For the second time in a row, bids received for the expansion of the town’s middle school/high school complex came in too high and the Secaucus Board of Education voted to reject them at their Oct. 30 meeting.
After having rejected bids received in September, school officials received bids again on Oct. 16. After reviewing them, officials determined that they again had come in too high.
“The bids came in over what we budgeted for the project,” said Board Member Anthony Rinaldi.
This means that school officials will sit down with the architect to begin developing a checklist of items that will be presented to contractors in order to negotiate a more acceptable price. Under state law, the school board has to seek bids twice, after which they can negotiate the best offer.
“The area of biggest concern is the general contracting section,” Rinaldi said, noting that the bids are divided into five areas of expertise: mechanical, plumbing, steel work, electrical and general contracting.
Rinaldi said a menu of items will be developed and items will be taken out of the project in order to bring the cost into line with the amounts the board agreed to pay for the project.
Voters approved the $14 million expansion in September 2002 to cover a range of repairs and changes to the schools including the conversion of former workshop spaces into classrooms, and other educational-based projects.
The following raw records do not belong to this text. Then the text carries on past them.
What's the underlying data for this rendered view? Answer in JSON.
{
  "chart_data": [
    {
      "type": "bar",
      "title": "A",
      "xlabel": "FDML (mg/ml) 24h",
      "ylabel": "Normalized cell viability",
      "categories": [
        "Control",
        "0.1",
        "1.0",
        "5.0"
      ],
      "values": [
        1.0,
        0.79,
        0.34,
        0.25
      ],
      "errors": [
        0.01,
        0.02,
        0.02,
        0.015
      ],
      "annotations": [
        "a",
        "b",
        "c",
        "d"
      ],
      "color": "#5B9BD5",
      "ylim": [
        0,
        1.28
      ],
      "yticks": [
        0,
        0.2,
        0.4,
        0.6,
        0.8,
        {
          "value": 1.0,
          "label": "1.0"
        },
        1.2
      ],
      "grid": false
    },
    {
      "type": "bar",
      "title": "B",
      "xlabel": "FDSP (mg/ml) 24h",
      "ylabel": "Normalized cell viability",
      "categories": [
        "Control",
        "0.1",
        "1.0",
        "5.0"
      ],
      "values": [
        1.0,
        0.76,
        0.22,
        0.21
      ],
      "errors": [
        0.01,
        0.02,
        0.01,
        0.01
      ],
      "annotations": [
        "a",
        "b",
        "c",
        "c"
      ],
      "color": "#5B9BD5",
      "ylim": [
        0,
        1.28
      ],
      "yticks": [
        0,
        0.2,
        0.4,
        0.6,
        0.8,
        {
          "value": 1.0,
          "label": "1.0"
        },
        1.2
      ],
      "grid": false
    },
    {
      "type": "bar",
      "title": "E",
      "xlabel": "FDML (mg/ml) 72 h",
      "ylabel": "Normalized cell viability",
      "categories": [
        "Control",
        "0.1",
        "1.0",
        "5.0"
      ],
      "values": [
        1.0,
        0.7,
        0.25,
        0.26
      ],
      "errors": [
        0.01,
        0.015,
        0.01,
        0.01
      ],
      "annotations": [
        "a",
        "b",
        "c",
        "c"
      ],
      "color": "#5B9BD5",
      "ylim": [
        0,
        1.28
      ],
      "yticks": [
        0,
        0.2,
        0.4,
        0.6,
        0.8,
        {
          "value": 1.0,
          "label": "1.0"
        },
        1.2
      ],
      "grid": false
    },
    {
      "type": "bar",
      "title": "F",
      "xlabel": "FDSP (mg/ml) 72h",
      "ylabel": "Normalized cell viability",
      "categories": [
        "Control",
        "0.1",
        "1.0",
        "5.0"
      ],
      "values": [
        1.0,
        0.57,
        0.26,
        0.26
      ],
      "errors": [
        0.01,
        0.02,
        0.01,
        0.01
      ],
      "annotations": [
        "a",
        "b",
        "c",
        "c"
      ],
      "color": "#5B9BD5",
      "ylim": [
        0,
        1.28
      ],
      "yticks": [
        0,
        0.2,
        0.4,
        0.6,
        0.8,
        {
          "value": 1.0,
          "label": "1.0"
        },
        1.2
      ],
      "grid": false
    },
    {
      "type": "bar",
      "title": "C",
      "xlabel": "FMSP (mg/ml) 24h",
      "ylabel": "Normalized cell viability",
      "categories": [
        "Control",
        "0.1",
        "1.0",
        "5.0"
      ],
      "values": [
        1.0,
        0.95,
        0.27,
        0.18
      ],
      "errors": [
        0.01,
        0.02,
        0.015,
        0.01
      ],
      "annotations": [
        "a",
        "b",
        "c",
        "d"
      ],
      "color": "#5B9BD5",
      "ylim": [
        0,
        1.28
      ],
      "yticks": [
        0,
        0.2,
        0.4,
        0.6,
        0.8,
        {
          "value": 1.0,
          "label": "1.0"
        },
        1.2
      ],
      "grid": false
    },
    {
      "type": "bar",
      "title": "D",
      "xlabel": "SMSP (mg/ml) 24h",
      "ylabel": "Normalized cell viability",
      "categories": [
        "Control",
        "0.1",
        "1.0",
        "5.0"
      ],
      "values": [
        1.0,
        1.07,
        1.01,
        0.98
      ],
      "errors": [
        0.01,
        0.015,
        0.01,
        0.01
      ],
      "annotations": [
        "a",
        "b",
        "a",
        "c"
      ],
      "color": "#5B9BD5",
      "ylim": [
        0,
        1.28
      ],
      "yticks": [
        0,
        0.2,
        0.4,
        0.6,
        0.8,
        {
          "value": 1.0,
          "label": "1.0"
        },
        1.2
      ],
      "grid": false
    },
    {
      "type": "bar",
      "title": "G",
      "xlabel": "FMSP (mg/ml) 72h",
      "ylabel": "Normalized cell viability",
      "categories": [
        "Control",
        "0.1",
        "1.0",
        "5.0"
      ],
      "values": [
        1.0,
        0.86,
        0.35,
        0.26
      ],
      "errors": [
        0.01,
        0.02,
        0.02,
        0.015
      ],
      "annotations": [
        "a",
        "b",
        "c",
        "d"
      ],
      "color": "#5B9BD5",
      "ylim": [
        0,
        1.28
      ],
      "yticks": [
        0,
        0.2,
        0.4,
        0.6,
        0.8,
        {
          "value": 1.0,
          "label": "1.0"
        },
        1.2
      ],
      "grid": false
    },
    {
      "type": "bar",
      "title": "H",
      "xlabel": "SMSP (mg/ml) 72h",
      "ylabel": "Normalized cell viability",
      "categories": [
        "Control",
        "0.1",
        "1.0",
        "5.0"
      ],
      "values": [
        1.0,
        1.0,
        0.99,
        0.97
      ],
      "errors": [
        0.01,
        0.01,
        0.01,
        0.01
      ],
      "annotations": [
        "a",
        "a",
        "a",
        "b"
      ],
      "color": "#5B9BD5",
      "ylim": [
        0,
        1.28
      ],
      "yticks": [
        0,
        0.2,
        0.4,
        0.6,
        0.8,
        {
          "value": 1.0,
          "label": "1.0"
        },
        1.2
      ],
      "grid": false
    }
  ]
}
This also included the construction of a 1,000-seat auditorium. The project also set aside $400,000 to upgrade kitchen equipment from electric to gas and allocated more than $1 million to reconfigure rooms on the second level of the high school for science labs.
The project also includes constructing classrooms for music and other outside work.
The auditorium is perhaps the biggest change in the whole expansion project, since it requires new construction in an area currently occupied by a parking lot traffic circle.
Rinaldi said the next round of negotiations with the six companies that gave bids would take a few weeks.
“Within four weeks, we should be able to come back with a recommendation,” Rinaldi said.
One of our streams is missing?
One possible obstacle to the project may be the location of a stream that the New Jersey Meadowlands Commission claims school officials filled in without authorization when the high school was constructed in the mid-1970s.
School officials are seeking information about the issue, although former Councilman Robert Campanella – who sat on the Board of Education during the construction phase of the high school – recalled the stream being filled in.
“We thought we were doing everything proper,” he said during a telephone interview last week.
Board member Tom Troyer said the matter is being investigated by the board attorney to determine what was done. Troyer said he felt that the approvals for the project went back to 1973. If the matter is not resolved, this could hold up work on the proposed auditorium, and possibly also hinder possible construction of a future recreation center for the site.